SAFE JOURNEY HOME

Nico

Safe

1 ラブレターとあからさまな敵意

 真紀はそれをラブレターだと思った。


 朝、下駄箱にその手紙を見つけて以来、ずっと顔はにやけっぱなしだ。そのせいか、午前中はどの教師も真紀のことを一度も指さなかった。昼時には友人が弁当のおかずを勝手につまんだ。真紀はにやけた顔のまま、「お茶も飲む?」と自分のペットボトルを差し出した。


 しかし、昼休みもあと数分という時に、そんな気分を台無しにするちょっとした事件があった。友人たちが「F組の萩原君が芸能事務所にスカウトされたらしい」という噂話で盛り上がっているのをよそに、自分の席で鼻歌交じりに例の手紙を読み返していると、教室が突然水を打ったように静まり返った。もっとも、すでに教室にいながらにしてそことは別の世界に没入していた真紀は、それにすら気がつかなかった。


 それでも、さすがに三人の女子生徒が真紀の机の空いている三辺を、まるで調子の上がらないピッチャーのもとに集まる内野手みたいに囲んだ時には、嫌でもただならぬ気配を感じずにはいられなかった。視線を上げた真紀の顔から表情が消えた。三人が見つめていたのは、調子の上がらないピッチャーのグローブではなく、真紀の顔だった。


「な、何?」

 真紀は動揺した。ジェスチャーゲームでお題が『動揺』だった時は、そうやって表現すればいいんですね、と思わず感心してしまうくらい見事な動揺ぶりだった。特に意味があるとは思えないが、真紀は慌てて手にしていた手紙を机の中に押しやる。左端に立っていた三人の中で一番背が低くて一番髪の明るい女子生徒がちらりとそれを見やったが、特に何も言わなかった。


「放課後、屋上においで」

 真ん中にいたショートカットで長身の女子が、黒板に書いてある字を読みあげるみたいに言った。

「え?」

「話がある」

「話?」

「イエス」

 やけに発音よくそう言ったのは、どう見ても日本的な顔をした黒髪の女だ。

「今日の放課後、屋上だ」と茶髪。

「一人で来いよ」とショートカット。

「コンポネブ?」と黒髪。


 真紀はそれが「わかったか」という意味のフランス語だということはわかったが、あいにく発音がよいかまではわからなかった。三人は自分たちの言いたいことを(あるいは言うようにと言われていることを)言い終えると、くるりと踵を返して去っていった。
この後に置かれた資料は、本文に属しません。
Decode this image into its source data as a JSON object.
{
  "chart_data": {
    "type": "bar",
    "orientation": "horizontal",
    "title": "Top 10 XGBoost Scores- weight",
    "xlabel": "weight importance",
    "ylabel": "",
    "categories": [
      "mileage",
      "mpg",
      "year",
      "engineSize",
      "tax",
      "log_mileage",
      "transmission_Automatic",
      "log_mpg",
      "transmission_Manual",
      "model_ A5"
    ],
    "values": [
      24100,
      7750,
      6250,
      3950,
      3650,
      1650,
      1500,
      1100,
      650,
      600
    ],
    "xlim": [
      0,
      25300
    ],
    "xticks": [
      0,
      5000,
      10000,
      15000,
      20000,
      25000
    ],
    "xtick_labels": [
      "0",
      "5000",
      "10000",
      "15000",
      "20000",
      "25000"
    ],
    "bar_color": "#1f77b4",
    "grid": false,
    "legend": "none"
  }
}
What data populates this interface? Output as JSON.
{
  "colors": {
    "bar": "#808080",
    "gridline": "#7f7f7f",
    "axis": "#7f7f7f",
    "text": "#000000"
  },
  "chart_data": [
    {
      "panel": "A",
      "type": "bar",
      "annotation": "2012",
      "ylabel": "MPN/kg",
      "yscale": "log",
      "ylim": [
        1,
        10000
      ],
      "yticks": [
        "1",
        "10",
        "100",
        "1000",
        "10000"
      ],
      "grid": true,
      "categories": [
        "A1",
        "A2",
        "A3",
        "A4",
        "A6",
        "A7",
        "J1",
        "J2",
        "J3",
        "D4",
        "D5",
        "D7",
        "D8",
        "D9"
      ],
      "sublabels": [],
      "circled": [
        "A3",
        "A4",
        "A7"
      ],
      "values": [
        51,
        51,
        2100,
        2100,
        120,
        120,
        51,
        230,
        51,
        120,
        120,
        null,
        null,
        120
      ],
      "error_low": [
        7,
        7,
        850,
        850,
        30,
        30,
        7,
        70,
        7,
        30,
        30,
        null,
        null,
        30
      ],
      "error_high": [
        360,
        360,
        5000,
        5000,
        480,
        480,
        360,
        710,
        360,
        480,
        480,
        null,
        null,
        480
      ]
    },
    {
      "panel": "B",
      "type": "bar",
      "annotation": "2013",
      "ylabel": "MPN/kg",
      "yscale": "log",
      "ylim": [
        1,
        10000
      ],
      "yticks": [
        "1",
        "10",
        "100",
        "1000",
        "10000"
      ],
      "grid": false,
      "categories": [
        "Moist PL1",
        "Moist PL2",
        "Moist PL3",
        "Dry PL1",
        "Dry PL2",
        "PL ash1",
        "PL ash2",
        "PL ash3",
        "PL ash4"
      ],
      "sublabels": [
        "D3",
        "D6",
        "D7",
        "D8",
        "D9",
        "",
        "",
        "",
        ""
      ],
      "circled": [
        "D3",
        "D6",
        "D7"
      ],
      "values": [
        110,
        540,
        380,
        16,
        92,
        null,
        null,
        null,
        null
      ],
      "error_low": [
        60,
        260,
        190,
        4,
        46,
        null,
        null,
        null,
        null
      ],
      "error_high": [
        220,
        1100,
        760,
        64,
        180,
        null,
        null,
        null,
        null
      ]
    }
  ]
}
 彼女たちが出ていった後も、しばらく教室の時間は止まったままだった。やがて昼休みの終了を告げるチャイムが鳴り、それが魔法を解く呪文だったみたいに教室に音が戻り始めた。友人たちは恐る恐る真紀に事情聴取をしようとしたが、ちょうどその時に日本史の教師が入ってきたため、この件はそこで一旦棚上げとなった。


 戦国時代以降がいかに群雄割拠の世であったかを熱く語る教師をよそに、真紀は戦国よりも遥か遠い世界にいた。


 これは本当に恋文か? まず引っかかるのはその文面だ。

『放課後、屋上で待つ。必ず一人で来い』

 その次に、それが赤ペンで書かれていることだ。

 最後に、これがある意味では決定的なのだが、差出人の名前がなかった。これじゃあまるで脅迫文じゃないか。

 脅迫?

 真紀は自分の愚かさを呪った。なぜ、これほど明らかな敵意を溢れんばかりの好意と受け取ったのか。その後でもう一度現実を見つめ直し、思わず「マジかよ」と声を上げた。


 教室ではちょうど明智光秀の謀反で織田信長が死んだところだったので、教師は「そうなんだよ! マジなんだよ!」と一層声を高くした。